[Africa Diligence] Grâce à sa position stratégique, la RDC constitue un point d’accès privilégié à divers marchés sous-régionaux : SADC, COMESA et CEEAC. Engagées sur la voie de la transparence et de la simplification administrative, les autorités font des pieds et des mains pour industrialiser le plus grand gisement à ciel ouvert d’Afrique.

Un environnement des affaires en perpétuelle amélioration

Membre de l’Organisation pour l’Harmonisation en Afrique du Droit des Affaires, la République démocratique du Congo (RDC) s’attèle, depuis une dizaine d’années à proposer un cadre toujours plus propice aux investissements et aux créateurs d’entreprises. Dans cette politique économique du Gouvernement, le pays s’est doté depuis 2002 d’un Code des Investissements destiné à favoriser et à sécuriser les investissements, ainsi que d’autres textes légaux dont le but est de favoriser le développement des affaires. Ce code instaure l’égalité absolue de traitement entre tous les investisseurs nationaux et étrangers.

Le pays s’est doté en 2013 d’un guichet unique pour la création des entreprises. Cet organe a grandement contribué à faciliter le processus de création d’entreprises dans le pays. On ne parle plus de « parcours de combattant » pour désigner l’ancien processus de création des entreprises (long de 13 formalités pour 155 jours). Le nombre de formalités et les délais ont été largement revus à la baisse. Il est désormais possible de créer son entreprise en 3 jours au Congo Kinshasa.

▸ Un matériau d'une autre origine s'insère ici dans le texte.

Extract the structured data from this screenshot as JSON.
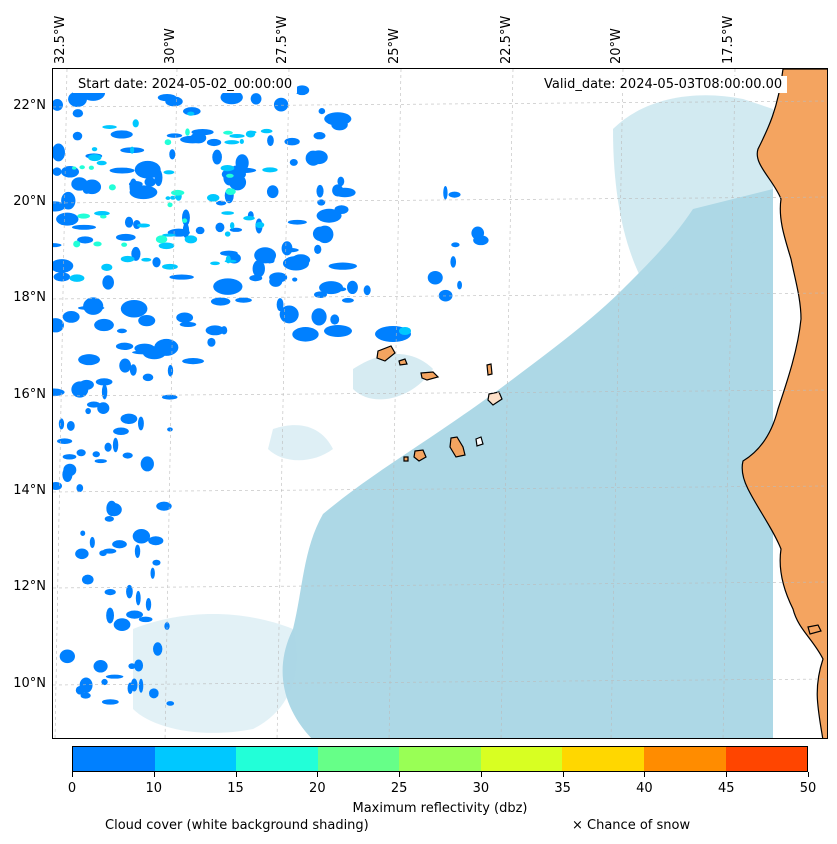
{
  "map": {
    "start_date": "Start date: 2024-05-02_00:00:00",
    "valid_date": "Valid_date: 2024-05-03T08:00:00.00",
    "lon_labels": [
      "32.5°W",
      "30°W",
      "27.5°W",
      "25°W",
      "22.5°W",
      "20°W",
      "17.5°W"
    ],
    "lat_labels": [
      "22°N",
      "20°N",
      "18°N",
      "16°N",
      "14°N",
      "12°N",
      "10°N"
    ],
    "land_color": "#f4a460",
    "cloud_color": "#add8e6",
    "ocean_color": "#ffffff"
  },
  "colorbar": {
    "colors": [
      "#0080ff",
      "#00c8ff",
      "#22ffd8",
      "#66ff88",
      "#99ff55",
      "#d8ff22",
      "#ffd700",
      "#ff8c00",
      "#ff4500"
    ],
    "ticks": [
      "0",
      "10",
      "15",
      "20",
      "25",
      "30",
      "35",
      "40",
      "45",
      "50"
    ],
    "label": "Maximum reflectivity (dbz)"
  },
  "legend": {
    "cloud_cover": "Cloud cover (white background shading)",
    "snow": "× Chance of snow"
  }
}
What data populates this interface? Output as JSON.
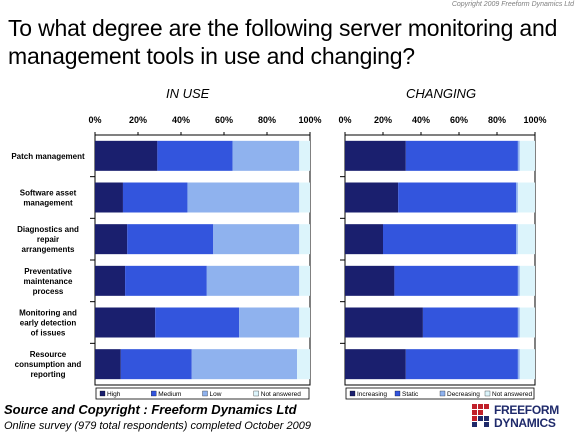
{
  "copyright": "Copyright 2009 Freeform Dynamics Ltd",
  "title": "To what degree are the following server monitoring and management tools in use and changing?",
  "footer": {
    "source": "Source and Copyright : Freeform Dynamics Ltd",
    "survey": "Online survey (979 total respondents) completed October 2009"
  },
  "logo": {
    "line1": "FREEFORM",
    "line2": "DYNAMICS"
  },
  "colors": {
    "dark": "#1a1f6e",
    "mid": "#3355dd",
    "light": "#8fb2ee",
    "pale": "#dcf4fb",
    "frame": "#000000"
  },
  "chart_data": [
    {
      "type": "bar",
      "orientation": "horizontal",
      "stacked": true,
      "title": "IN USE",
      "categories": [
        "Patch management",
        "Software asset management",
        "Diagnostics and repair arrangements",
        "Preventative maintenance process",
        "Monitoring and early detection of issues",
        "Resource consumption and reporting"
      ],
      "series": [
        {
          "name": "High",
          "values": [
            29,
            13,
            15,
            14,
            28,
            12
          ]
        },
        {
          "name": "Medium",
          "values": [
            35,
            30,
            40,
            38,
            39,
            33
          ]
        },
        {
          "name": "Low",
          "values": [
            31,
            52,
            40,
            43,
            28,
            49
          ]
        },
        {
          "name": "Not answered",
          "values": [
            5,
            5,
            5,
            5,
            5,
            6
          ]
        }
      ],
      "xlim": [
        0,
        100
      ],
      "ticks": [
        "0%",
        "20%",
        "40%",
        "60%",
        "80%",
        "100%"
      ],
      "legend_position": "bottom"
    },
    {
      "type": "bar",
      "orientation": "horizontal",
      "stacked": true,
      "title": "CHANGING",
      "categories": [
        "Patch management",
        "Software asset management",
        "Diagnostics and repair arrangements",
        "Preventative maintenance process",
        "Monitoring and early detection of issues",
        "Resource consumption and reporting"
      ],
      "series": [
        {
          "name": "Increasing",
          "values": [
            32,
            28,
            20,
            26,
            41,
            32
          ]
        },
        {
          "name": "Static",
          "values": [
            59,
            62,
            70,
            65,
            50,
            59
          ]
        },
        {
          "name": "Decreasing",
          "values": [
            1,
            1,
            1,
            1,
            1,
            1
          ]
        },
        {
          "name": "Not answered",
          "values": [
            8,
            9,
            9,
            8,
            8,
            8
          ]
        }
      ],
      "xlim": [
        0,
        100
      ],
      "ticks": [
        "0%",
        "20%",
        "40%",
        "60%",
        "80%",
        "100%"
      ],
      "legend_position": "bottom"
    }
  ]
}
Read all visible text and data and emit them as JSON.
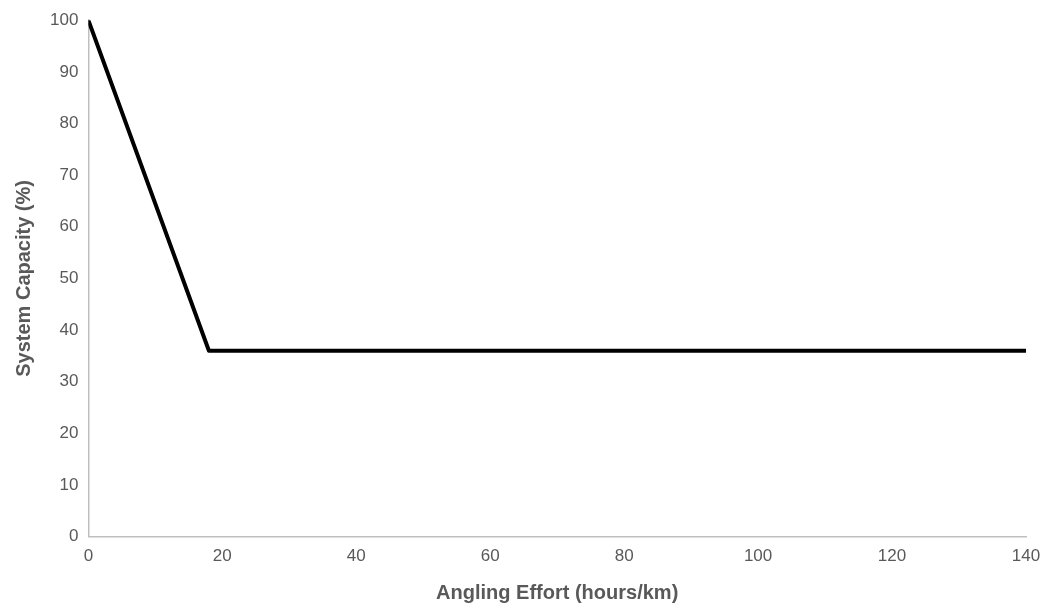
{
  "chart_data": {
    "type": "line",
    "xlabel": "Angling Effort (hours/km)",
    "ylabel": "System Capacity (%)",
    "series": [
      {
        "color": "#000000",
        "x": [
          0,
          18,
          140
        ],
        "values": [
          100,
          36,
          36
        ]
      }
    ],
    "xlim": [
      0,
      140
    ],
    "xticks": [
      0,
      20,
      40,
      60,
      80,
      100,
      120,
      140
    ],
    "ylim": [
      0,
      100
    ],
    "yticks": [
      0,
      10,
      20,
      30,
      40,
      50,
      60,
      70,
      80,
      90,
      100
    ],
    "grid": false,
    "legend": false,
    "marker": "none",
    "line_style": "solid"
  }
}
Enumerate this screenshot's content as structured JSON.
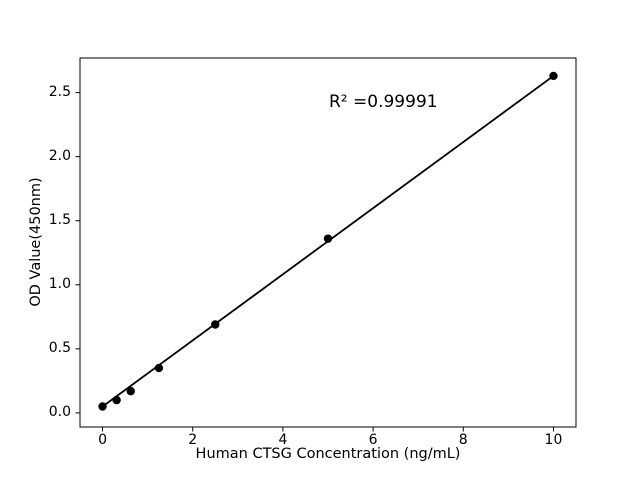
{
  "figure": {
    "background_color": "#ffffff",
    "foreground_color": "#000000"
  },
  "chart_data": {
    "type": "scatter",
    "title": "",
    "xlabel": "Human CTSG Concentration (ng/mL)",
    "ylabel": "OD Value(450nm)",
    "annotation": "R² =0.99991",
    "x": [
      0,
      0.3125,
      0.625,
      1.25,
      2.5,
      5,
      10
    ],
    "y": [
      0.05,
      0.1,
      0.17,
      0.35,
      0.69,
      1.36,
      2.63
    ],
    "fit_line": {
      "x1": 0,
      "y1": 0.05,
      "x2": 10,
      "y2": 2.63
    },
    "xtick_values": [
      0,
      2,
      4,
      6,
      8,
      10
    ],
    "xtick_labels": [
      "0",
      "2",
      "4",
      "6",
      "8",
      "10"
    ],
    "ytick_values": [
      0.0,
      0.5,
      1.0,
      1.5,
      2.0,
      2.5
    ],
    "ytick_labels": [
      "0.0",
      "0.5",
      "1.0",
      "1.5",
      "2.0",
      "2.5"
    ],
    "xlim": [
      -0.5,
      10.5
    ],
    "ylim": [
      -0.11,
      2.77
    ],
    "grid": false,
    "legend": null,
    "line_color": "#000000",
    "marker_color": "#000000",
    "axis_color": "#000000"
  }
}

Procédure générale de création d’une entreprise en RDC :

  1. Remplir le formulaire de demande auprès du Guichet Unique de Création d’Entreprise
  2. Déposer son dossier à la réception du Guichet
  3. Obtenir la note de perception au Guichet Unique et effectuer le paiement des frais à la banque.

Le plus grand gisement à ciel ouvert d’Afrique

Doté de diverses ressources naturelles, la RDC offre aux investisseurs du monde entier des opportunités inouïes d’exploitation industrielle. Le pays recèle en son sous-sol des richesses naturelles abondantes et variées qui demeurent largement inexploitées. Son secteur minier présente une extrême variété de minerais : fer (20 000 millions de tonnes), cuivre (62 millions de tonnes), nickel (22,5 millions de tonnes), cobalt (4,9 millions de tonnes), diamants (140 millions de tonnes), pétrole, calcaire, or et uranium.

Outre son secteur minier, le pays compte 120 millions d’hectares de terres arables. La forêt constitue l’autre atout de taille vers lequel lorgnent les entreprises. A elle seule, la forêt congolaise représente plus de 45% de l’ensemble de la forêt équatoriale du continent africain. Kinshasa n’impose aucune restriction insurmontable aux entreprises pour accéder à ce formidable gisement à ciel ouvert, le plus grand d’Afrique.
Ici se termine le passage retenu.